Information on all aspects of the Afghan judicial system
The road which runs 60 kilometres west from Khulm to the provincial capital of Mazar-e Scharif is set against a backdrop of rugged mountains. As their height decreases, the brown rocks merge with the parched yellow terrain of the steppe. At the heart of Mazar-e Scharif is the Blue Mosque, Afghanistan’s most frequented pilgrimage site. The area around the mosque is well visited at all times of day. Families sit among the shadows of the mosaic-tiled minarets or stroll in the little park outside the sacred shrine.
Neither the city’s residents nor its pilgrims could fail to notice the white office container, in which Sefatollah Rafat spends three days a week replying to questions. Rafat is the Ministry of Justice’s public relations officer for the province. The ministry has run a legal advice centre here in the shadow of the Blue Mosque since May 2014, providing rapid and unbureaucratic information on all aspects of the Afghan judicial system. Having received training from GIZ, Rafat now moderates legal information events at public institutions such as schools, mosques and even the bazaar.
The small office is equipped with a library of specialist literature and Ministry of Justice brochures. One of them bearing the title False Traditions informs visitors about illegal practices that have been handed down in families over generations – including domestic violence against women.
A poster on the wall sets the issue in perspective. It pictures a man beating his wife with a rope. In a country where most of the population are unable to read and write, pictures are a particularly effective way of conveying information. The Ministry of Justice also broadcasts advertisements on local radio and television to publicise the information centre.

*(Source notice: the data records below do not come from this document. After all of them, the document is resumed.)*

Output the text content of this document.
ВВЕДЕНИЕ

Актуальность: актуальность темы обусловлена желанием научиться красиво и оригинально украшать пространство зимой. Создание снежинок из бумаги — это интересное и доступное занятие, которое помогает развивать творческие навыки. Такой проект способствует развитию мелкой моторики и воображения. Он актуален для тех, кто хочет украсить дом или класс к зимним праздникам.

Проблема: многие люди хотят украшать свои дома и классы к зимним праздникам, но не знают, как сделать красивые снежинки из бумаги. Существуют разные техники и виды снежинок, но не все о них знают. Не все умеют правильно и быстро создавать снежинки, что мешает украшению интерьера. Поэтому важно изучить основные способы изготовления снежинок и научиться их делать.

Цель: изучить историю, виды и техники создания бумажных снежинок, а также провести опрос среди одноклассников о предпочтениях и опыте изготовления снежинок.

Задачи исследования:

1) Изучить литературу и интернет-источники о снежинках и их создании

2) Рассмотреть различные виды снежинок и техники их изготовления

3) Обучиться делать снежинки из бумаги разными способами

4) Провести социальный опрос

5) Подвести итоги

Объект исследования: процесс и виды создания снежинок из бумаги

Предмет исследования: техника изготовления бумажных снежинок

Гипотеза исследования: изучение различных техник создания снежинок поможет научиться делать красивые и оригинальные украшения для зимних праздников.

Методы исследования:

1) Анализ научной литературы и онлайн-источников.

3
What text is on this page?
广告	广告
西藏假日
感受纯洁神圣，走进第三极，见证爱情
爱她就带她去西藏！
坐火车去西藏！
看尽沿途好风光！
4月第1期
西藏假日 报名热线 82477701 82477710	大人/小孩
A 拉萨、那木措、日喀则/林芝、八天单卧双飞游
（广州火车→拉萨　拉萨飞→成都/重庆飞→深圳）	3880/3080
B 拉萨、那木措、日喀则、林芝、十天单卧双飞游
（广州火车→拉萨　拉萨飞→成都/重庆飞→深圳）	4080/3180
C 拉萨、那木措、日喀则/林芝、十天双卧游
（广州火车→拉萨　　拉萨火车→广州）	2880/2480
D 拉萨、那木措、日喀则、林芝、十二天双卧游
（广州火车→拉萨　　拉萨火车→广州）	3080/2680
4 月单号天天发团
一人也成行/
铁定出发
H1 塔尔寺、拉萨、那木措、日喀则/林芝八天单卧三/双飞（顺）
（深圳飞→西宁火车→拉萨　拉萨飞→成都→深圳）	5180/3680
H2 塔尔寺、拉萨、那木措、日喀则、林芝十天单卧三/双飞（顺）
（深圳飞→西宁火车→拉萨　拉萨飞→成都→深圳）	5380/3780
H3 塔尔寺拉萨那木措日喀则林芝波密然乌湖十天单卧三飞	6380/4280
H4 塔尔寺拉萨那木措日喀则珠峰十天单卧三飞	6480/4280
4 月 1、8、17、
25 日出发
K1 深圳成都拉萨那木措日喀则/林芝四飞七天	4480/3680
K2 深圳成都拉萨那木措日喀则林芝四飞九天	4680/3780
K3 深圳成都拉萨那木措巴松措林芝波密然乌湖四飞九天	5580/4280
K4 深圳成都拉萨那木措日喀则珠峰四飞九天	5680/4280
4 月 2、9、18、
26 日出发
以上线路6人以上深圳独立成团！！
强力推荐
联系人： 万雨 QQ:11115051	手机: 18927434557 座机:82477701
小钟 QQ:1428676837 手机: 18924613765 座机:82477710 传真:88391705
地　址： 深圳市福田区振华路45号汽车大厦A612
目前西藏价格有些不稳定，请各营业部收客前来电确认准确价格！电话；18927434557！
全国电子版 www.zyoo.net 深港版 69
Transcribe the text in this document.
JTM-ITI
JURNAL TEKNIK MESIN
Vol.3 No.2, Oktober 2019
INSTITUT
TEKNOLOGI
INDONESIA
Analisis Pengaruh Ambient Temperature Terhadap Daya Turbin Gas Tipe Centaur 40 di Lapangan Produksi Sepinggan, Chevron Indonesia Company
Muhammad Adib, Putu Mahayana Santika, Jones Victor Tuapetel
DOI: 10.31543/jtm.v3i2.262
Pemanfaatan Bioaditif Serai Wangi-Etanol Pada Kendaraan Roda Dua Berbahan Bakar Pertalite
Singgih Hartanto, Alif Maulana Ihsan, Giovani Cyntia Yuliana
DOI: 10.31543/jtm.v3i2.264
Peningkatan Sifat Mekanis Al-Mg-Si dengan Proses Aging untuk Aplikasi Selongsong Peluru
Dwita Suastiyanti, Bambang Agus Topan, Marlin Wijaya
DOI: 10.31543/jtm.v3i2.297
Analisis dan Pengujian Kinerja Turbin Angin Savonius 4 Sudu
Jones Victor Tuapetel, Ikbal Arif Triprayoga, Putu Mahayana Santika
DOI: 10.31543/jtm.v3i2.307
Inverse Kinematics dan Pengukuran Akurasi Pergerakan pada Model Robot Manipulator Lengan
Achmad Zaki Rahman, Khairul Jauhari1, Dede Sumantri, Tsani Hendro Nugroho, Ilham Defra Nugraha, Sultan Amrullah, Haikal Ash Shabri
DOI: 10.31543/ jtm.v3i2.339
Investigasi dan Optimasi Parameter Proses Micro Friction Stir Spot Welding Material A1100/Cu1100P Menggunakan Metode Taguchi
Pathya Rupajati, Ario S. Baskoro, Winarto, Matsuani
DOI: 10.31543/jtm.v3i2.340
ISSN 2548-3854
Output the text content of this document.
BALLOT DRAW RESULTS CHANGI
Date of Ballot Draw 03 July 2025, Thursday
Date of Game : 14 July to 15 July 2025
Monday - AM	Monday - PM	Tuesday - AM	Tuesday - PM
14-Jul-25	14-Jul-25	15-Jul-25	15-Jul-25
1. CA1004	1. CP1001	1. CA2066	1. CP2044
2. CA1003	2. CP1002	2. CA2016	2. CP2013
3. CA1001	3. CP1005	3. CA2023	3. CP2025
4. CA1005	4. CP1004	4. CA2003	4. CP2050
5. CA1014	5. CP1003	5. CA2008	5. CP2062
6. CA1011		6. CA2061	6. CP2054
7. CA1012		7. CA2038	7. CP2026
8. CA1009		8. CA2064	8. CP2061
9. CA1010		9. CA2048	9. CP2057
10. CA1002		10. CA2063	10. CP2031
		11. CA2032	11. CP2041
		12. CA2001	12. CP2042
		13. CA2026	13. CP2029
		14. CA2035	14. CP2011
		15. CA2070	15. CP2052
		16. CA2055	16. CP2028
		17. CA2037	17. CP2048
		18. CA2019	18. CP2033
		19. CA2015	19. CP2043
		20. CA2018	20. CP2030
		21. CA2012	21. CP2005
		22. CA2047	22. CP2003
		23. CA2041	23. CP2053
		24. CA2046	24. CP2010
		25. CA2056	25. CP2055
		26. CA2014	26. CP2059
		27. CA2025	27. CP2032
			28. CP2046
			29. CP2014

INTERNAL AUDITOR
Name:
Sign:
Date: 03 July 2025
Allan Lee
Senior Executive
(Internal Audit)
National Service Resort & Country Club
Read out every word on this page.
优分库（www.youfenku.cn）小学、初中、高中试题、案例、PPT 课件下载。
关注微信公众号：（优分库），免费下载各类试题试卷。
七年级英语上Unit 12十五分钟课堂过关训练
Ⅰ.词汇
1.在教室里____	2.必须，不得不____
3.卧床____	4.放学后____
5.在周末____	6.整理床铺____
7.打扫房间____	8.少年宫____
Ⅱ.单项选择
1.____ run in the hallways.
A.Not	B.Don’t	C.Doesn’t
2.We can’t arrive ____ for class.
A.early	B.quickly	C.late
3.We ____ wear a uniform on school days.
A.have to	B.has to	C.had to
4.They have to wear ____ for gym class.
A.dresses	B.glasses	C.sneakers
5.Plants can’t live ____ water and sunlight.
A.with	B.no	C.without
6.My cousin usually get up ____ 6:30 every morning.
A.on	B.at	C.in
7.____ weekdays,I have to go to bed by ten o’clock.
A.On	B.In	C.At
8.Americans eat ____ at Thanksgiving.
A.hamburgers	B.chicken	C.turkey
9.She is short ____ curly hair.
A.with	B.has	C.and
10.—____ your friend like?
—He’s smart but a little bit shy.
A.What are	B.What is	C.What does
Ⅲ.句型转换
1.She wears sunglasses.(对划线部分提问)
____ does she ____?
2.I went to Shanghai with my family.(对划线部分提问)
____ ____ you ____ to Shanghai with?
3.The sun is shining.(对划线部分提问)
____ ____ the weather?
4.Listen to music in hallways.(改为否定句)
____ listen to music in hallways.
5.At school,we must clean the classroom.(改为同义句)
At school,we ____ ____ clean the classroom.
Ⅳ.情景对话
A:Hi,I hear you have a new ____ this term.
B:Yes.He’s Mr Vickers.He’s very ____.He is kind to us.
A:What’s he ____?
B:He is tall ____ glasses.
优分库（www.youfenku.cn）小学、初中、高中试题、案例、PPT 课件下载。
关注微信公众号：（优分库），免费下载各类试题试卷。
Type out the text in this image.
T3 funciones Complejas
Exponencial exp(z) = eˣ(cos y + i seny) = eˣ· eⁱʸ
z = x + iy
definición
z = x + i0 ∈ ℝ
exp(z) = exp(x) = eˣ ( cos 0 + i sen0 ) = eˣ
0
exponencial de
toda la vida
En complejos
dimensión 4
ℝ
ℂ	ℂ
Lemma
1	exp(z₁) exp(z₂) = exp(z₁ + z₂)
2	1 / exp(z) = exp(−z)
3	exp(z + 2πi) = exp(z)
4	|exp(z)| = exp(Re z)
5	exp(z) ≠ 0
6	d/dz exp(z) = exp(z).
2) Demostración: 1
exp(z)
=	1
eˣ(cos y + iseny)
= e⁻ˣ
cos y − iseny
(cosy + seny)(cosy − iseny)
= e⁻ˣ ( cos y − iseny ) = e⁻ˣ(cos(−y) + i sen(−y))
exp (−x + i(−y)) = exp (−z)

In his work Rafat is regularly confronted with misunderstandings. These include the widespread belief that state legislation conflicts with religion. Rafat counters this belief with robust arguments, in an effort to gradually bring about change in people’s minds.
‘In my work I have observed that people now have greater awareness of their rights than was previously the case,’ says Rafat. This is reflected in the steady rise in the number of court cases in Balkh province. This development is not an indication of increased criminality, but of the fact that a growing number of Afghans now know and demand their rights.
The Afghan Government is planning to open 34 legal advice centres across the country. At the same time, the project is also strengthening cooperation between judicial institutions and universities. For example, law students at the University of Balkh are allocated work placements in the legal advice centre at the Blue Mosque and at other legal institutions around the province. This enables them to gain professional experience and become acquainted with the sort of legal problems that concern the population.
During her work placement at the Ministry of Justice, Lida Adeel, a 22-year-old law graduate, spent six months providing legal support to women. ‘The placement gave me a feeling for the type of legal problems women face,’ she says. The insight has now motivated Adeel to set up her own law firm specialising in women’s rights.
The legal professions currently remain a male preserve in Afghanistan. But if the mediators of northern Afghanistan have their way, women will in future be taken on to do the job also. The men expressed this view recently at one of their monthly workshops – a minor triumph in itself, which points to a gradual change of mindset.